PayPayとVisaが戦略的パートナーシップ契約を締結

最終更新日:

ECのミカタ編集部

PayPayとVisa、グローバルおよび日本国内におけるペイメントイノベーション推進のための戦略的パートナーシップ契約を締結

PayPay株式会社とVisa Inc.は2026年2月12日、決済事業を中心とした戦略的なパートナーシップ契約(以下、本提携)を締結した。

EC運営のパートナー企業を紹介してもらえるって本当?

米国市場への展開に向けた初期ステップ

本提携を通じて、PayPayとVisaは、両社の強みを掛け合わせ、新たなキャッシュレス体験の創出に向けた戦略的パートナーシップを締結。グローバル展開の第一弾として、米国においてNFC(タッチ決済)とQRコード決済の双方に対応したデジタルウォレット展開の可能性に向けた検討を開始。本事業は、PayPayが主導して設立する新会社を通じて検討を進める予定。必要な事業ライセンスの取得、および関係当局の承認に従うこととなる。

PayPayおよびVisaは、本パートナーシップのもと投資、テクノロジー、人材といった資本を拠出する。そのほか、VisaはVisa Managed Servicesをはじめとする各種プログラムを通じたコンサルティングサービスおよび専門知見の提供により、追加的な支援を行う予定。

米国市場への展開に向けた初期ステップとしてPayPayは、カリフォルニア州などの一部地域を視野に入れ、QRコード決済加盟店のネットワーク構築および拡大を行うアプローチを検討している。

新しい決済体験の実現を目指す

日本国内では、現在の「PayPay」のユーザー体験をさらに進化させ、カード決済とQRコード決済を横断した、新しい決済体験の実現を目指す。

◆決済体験の進化
▷Visaが提供する技術を活用し、「PayPay残高」「PayPayカード」「PayPay銀行」の機能を1つのVisaクレデンシャルに集約して利用できるサービスを提供予定。

◆PayPay加盟店へのVisa決済の受け入れ拡大
▷幅広い決済方法に対応できる環境を整備し、PayPay加盟店における決済の選択肢拡充と利便性向上を図る。

◆クロスボーダー決済領域の強化
▷両社の日本および海外でのネットワークを活用し、クロスボーダーでの決済体験の向上を目指す。

PayPayエコシステムの構築を目指す

近年、デジタル技術の進化と普及に伴い、金融・決済分野では、革新的なサービスが次々と誕生している。
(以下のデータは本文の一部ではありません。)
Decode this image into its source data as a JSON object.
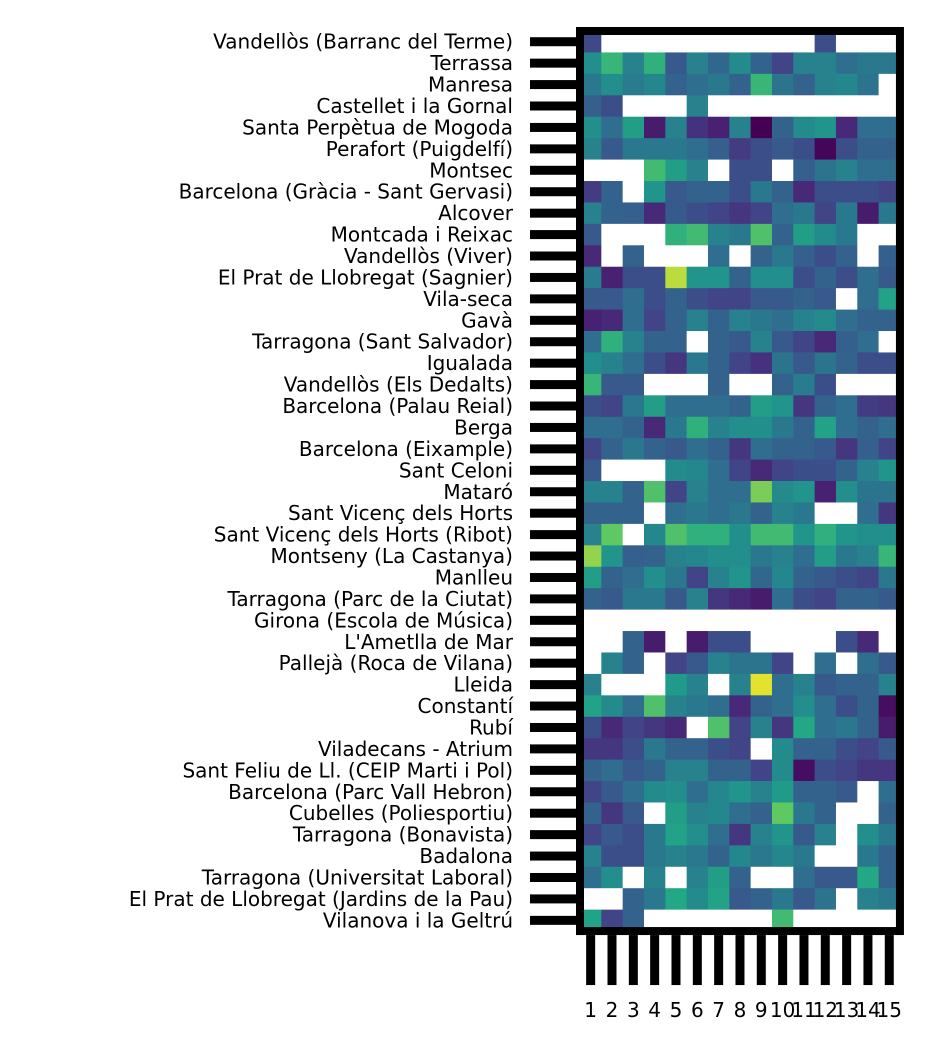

PayPayは日本におけるモバイルペイメントの普及をQRコード決済で牽引し、送金や金融、マーケティングなどへ事業領域を拡大してきた。一方、Visaはグローバルなカード決済ネットワークを基盤に、次世代決済に向けたデジタルインフラの構築を進め、世界中で新たな決済体験を提供している。

本提携では、PayPayが持つ金融、決済のノウハウおよびプラットフォームと、Visaのデジタルテクノロジーとグローバルネットワークを組み合わせることで、両社は世界中で利用可能なPayPayエコシステムの構築を目指す。PayPayのグローバル展開の第一弾となる米国事業の共同推進はもちろん、日本国内事業の連携強化の動向に注目したい。